Komisioner Komisi Perlindungan Anak Indonesia (KPAI) Retno Listyarti menyampaikan, pihaknya menyarankan kepada Presiden Joko Widodo agar tidak membuka sekolah pada Juli ataupun September 2020. Pembukaan kembali sekolah boleh dilakukan dengan syarat suatu daerah nol kasus paling tidak sepuluh hari.
Keputusan menerapkan normal baru dunia pendidikan harus dilakukan penuh koordinasi lintas kementerian dan lembaga. Sebagai jalan keluar, PJJ harus kembali diterapkan. Apabila sekolah mengalami keterbatasan anggaran untuk menyelenggarakan PJJ, utamanya metode daring, pemerintah desa bisa ikut membantu.
"Kami berharap dana desa dapat dipakai membantu pelaksanaan PJJ. Kepala desa bisa menyediakan sarana akses internet sehingga siswa kurang mampu tetap bisa belajar," kata Retno.

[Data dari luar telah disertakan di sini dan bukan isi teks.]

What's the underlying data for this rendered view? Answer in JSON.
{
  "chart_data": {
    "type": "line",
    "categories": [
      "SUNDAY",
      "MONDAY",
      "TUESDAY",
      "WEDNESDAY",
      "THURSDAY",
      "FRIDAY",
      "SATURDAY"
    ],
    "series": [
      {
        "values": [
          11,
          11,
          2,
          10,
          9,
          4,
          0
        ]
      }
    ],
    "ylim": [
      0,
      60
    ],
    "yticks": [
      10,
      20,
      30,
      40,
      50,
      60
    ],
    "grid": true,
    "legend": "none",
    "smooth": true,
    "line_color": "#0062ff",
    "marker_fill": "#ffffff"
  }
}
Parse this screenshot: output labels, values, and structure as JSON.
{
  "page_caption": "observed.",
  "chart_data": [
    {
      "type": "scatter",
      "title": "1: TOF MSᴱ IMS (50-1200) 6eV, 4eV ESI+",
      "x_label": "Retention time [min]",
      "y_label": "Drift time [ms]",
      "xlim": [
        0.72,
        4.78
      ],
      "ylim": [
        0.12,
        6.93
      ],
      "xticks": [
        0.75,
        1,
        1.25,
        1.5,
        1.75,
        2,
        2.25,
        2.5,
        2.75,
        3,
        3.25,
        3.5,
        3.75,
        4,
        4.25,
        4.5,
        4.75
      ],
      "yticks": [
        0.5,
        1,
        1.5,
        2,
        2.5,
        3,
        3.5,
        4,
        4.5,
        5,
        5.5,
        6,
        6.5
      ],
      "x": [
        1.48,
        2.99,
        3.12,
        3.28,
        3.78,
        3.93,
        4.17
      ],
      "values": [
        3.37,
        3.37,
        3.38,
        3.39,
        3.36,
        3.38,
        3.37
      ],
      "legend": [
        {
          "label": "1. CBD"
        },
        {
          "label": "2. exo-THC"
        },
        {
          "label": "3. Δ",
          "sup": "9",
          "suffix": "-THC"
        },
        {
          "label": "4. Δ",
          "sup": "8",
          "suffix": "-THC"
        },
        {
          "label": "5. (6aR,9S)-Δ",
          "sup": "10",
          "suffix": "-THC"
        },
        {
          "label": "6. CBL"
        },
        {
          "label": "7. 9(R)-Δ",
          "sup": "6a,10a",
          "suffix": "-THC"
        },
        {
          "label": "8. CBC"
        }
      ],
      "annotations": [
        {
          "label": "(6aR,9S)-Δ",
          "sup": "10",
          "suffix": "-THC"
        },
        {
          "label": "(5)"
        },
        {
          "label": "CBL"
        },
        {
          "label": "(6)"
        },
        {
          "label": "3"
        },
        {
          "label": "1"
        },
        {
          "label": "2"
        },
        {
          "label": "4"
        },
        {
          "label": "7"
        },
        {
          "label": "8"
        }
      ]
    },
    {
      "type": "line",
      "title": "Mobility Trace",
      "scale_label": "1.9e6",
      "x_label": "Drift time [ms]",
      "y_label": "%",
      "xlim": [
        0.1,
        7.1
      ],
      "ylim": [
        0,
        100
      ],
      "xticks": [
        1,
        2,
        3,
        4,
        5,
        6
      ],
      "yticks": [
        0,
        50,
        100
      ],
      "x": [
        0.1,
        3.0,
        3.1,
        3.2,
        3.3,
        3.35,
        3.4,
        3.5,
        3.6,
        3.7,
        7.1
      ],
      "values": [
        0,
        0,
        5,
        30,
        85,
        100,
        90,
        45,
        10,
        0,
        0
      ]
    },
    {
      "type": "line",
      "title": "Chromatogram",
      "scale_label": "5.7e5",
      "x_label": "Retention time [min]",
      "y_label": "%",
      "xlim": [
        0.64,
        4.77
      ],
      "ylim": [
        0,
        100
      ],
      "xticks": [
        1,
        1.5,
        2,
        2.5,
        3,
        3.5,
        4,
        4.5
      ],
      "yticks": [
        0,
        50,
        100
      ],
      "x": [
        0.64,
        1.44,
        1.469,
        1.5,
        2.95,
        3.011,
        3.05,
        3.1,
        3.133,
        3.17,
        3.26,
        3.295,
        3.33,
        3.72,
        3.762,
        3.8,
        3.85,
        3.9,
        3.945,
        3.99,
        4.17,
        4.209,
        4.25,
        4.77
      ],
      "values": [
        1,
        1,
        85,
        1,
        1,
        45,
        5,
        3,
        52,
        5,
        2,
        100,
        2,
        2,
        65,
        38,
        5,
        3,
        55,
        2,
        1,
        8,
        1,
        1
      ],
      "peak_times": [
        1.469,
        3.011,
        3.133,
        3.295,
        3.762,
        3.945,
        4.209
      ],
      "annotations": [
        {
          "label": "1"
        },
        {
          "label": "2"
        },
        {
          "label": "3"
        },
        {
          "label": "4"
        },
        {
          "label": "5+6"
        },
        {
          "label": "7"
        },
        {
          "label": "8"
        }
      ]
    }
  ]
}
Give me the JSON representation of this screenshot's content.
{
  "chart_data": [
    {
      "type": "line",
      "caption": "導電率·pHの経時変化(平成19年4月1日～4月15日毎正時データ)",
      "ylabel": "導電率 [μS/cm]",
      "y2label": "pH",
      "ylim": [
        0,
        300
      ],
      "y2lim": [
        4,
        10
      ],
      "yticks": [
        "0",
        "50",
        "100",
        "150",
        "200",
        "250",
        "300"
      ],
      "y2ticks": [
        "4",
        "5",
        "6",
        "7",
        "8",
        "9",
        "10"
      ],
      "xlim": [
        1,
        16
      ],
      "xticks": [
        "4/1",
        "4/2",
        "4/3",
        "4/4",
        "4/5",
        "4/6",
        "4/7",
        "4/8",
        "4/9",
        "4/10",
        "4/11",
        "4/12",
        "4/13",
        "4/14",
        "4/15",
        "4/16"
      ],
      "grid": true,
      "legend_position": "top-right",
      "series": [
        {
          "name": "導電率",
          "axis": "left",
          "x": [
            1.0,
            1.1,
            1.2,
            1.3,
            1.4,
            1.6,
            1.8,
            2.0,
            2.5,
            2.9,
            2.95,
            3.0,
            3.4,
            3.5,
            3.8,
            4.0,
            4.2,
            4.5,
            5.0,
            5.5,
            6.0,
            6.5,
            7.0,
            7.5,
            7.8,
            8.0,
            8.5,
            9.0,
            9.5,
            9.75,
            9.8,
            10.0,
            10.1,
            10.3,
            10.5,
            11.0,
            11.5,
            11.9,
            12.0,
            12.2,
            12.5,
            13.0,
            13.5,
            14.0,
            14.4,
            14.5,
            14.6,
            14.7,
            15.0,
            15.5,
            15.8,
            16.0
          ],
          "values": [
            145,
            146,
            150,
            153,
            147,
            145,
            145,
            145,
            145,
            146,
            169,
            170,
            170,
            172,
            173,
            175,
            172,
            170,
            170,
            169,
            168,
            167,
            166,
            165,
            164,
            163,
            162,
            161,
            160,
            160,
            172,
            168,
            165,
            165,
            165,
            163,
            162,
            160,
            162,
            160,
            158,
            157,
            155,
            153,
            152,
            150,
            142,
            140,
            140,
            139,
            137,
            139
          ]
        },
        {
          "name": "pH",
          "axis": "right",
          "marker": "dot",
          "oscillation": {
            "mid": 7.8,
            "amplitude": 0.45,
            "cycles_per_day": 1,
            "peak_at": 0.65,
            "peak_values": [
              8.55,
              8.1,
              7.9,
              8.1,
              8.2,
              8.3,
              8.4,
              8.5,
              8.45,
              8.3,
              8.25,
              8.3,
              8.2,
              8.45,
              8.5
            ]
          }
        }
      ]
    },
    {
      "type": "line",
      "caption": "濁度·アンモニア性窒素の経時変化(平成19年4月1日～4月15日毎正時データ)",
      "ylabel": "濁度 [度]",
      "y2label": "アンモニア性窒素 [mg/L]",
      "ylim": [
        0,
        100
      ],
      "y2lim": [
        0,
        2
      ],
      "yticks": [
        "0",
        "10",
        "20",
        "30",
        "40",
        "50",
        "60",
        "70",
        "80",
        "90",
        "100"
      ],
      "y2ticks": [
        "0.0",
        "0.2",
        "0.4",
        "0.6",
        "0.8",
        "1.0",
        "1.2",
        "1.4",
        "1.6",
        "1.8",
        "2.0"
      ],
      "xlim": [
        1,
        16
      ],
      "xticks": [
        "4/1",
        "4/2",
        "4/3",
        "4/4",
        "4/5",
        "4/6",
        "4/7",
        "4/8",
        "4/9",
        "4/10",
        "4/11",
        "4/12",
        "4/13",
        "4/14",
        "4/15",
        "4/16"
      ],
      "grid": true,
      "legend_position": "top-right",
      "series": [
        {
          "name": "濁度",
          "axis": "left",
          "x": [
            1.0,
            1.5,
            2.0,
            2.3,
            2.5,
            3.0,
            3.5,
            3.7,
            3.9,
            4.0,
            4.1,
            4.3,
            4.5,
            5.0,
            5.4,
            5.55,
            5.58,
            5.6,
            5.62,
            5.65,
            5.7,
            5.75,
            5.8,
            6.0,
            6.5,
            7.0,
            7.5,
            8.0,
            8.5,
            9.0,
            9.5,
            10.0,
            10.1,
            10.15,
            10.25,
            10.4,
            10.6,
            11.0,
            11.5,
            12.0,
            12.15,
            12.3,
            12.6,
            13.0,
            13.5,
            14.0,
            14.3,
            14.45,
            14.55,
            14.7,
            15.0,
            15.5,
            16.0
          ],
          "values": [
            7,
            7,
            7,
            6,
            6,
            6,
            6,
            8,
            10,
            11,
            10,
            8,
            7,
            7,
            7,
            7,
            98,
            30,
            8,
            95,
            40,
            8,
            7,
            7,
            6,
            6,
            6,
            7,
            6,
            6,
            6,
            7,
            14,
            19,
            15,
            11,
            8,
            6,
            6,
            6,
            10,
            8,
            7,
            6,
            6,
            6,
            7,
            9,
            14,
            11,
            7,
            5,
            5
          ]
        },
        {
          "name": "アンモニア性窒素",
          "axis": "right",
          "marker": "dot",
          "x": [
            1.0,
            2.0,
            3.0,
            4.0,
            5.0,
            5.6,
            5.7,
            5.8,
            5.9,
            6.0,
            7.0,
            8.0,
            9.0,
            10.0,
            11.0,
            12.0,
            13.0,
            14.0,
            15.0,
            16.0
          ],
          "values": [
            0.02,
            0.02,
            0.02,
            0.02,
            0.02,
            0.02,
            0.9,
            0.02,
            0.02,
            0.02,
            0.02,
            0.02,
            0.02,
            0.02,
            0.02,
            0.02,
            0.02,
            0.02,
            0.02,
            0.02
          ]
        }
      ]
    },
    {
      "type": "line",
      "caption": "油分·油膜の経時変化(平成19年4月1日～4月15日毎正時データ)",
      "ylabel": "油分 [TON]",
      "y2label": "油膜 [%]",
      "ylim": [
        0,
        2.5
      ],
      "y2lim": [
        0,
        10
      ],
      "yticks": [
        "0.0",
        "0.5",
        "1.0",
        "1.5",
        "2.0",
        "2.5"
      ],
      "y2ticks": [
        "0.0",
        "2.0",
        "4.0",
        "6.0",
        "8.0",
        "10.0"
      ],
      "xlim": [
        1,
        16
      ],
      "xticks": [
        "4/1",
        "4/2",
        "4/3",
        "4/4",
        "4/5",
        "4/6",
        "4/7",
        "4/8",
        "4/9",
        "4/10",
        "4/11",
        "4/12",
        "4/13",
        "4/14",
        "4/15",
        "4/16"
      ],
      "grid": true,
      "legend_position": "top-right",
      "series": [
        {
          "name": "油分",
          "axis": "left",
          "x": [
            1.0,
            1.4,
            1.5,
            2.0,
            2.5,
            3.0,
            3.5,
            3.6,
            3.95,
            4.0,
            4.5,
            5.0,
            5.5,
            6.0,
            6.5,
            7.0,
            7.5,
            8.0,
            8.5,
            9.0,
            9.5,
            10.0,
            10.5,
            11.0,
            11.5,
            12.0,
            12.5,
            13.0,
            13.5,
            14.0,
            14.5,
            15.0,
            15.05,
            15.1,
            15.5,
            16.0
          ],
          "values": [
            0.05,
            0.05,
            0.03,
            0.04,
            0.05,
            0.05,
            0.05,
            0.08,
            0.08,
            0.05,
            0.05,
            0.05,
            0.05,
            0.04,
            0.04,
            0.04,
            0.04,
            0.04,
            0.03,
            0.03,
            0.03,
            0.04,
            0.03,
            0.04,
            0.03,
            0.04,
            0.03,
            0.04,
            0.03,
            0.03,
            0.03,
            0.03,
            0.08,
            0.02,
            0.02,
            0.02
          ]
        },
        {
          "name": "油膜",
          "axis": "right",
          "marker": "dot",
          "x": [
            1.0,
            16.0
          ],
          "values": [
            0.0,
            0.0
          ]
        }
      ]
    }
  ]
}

Retno mengaku sempat menggelar survei singkat 32 jam di akun media sosialnya, dari tanggal 26 - 28 Mei 2020. Dari 196.546 orangtua murid yang berpartisipasi, 66 persen diantaranya tidak setuju sekolah kembali dibuka. Alasan mereka adalah kasus terinfeksi Covid-19 masih tinggi, khawatir anak tertular selama di perjalanan menuju sekolah, dan fasilitas kebersihan di sekolah masih terbatas.
Baca juga: Sekolah Belum Siap Dibuka
Deputi Bidang Koordinasi Perlindungan Perempuan dan Anak Kementerian Koordinator Bidang Pembangunan Manusia dan Kebudayaan, Ghafur Akbar Dharma Putra, menekankan, tahun ajaran 2020/2021 akan tetap berjalan sesuai jadwal, yaitu pertengahan Juli 2020. Ini tidak sama dengan pembukaan kelas tatap muka di sekolah.
"Pesan Pak Menko (Menteri Koordinator Bidang Pembangunan Manusia dan Kebudayaan Muhadjir Effendiy) jelas, yakni sekolah dibuka paling akhir," tegas Ghafur saat menghadiri diskusi virtual "Memahami Data Terpilah Covid-19 Dan Mempersiapkan Kenormalan Baru Anak dalam Pandemi".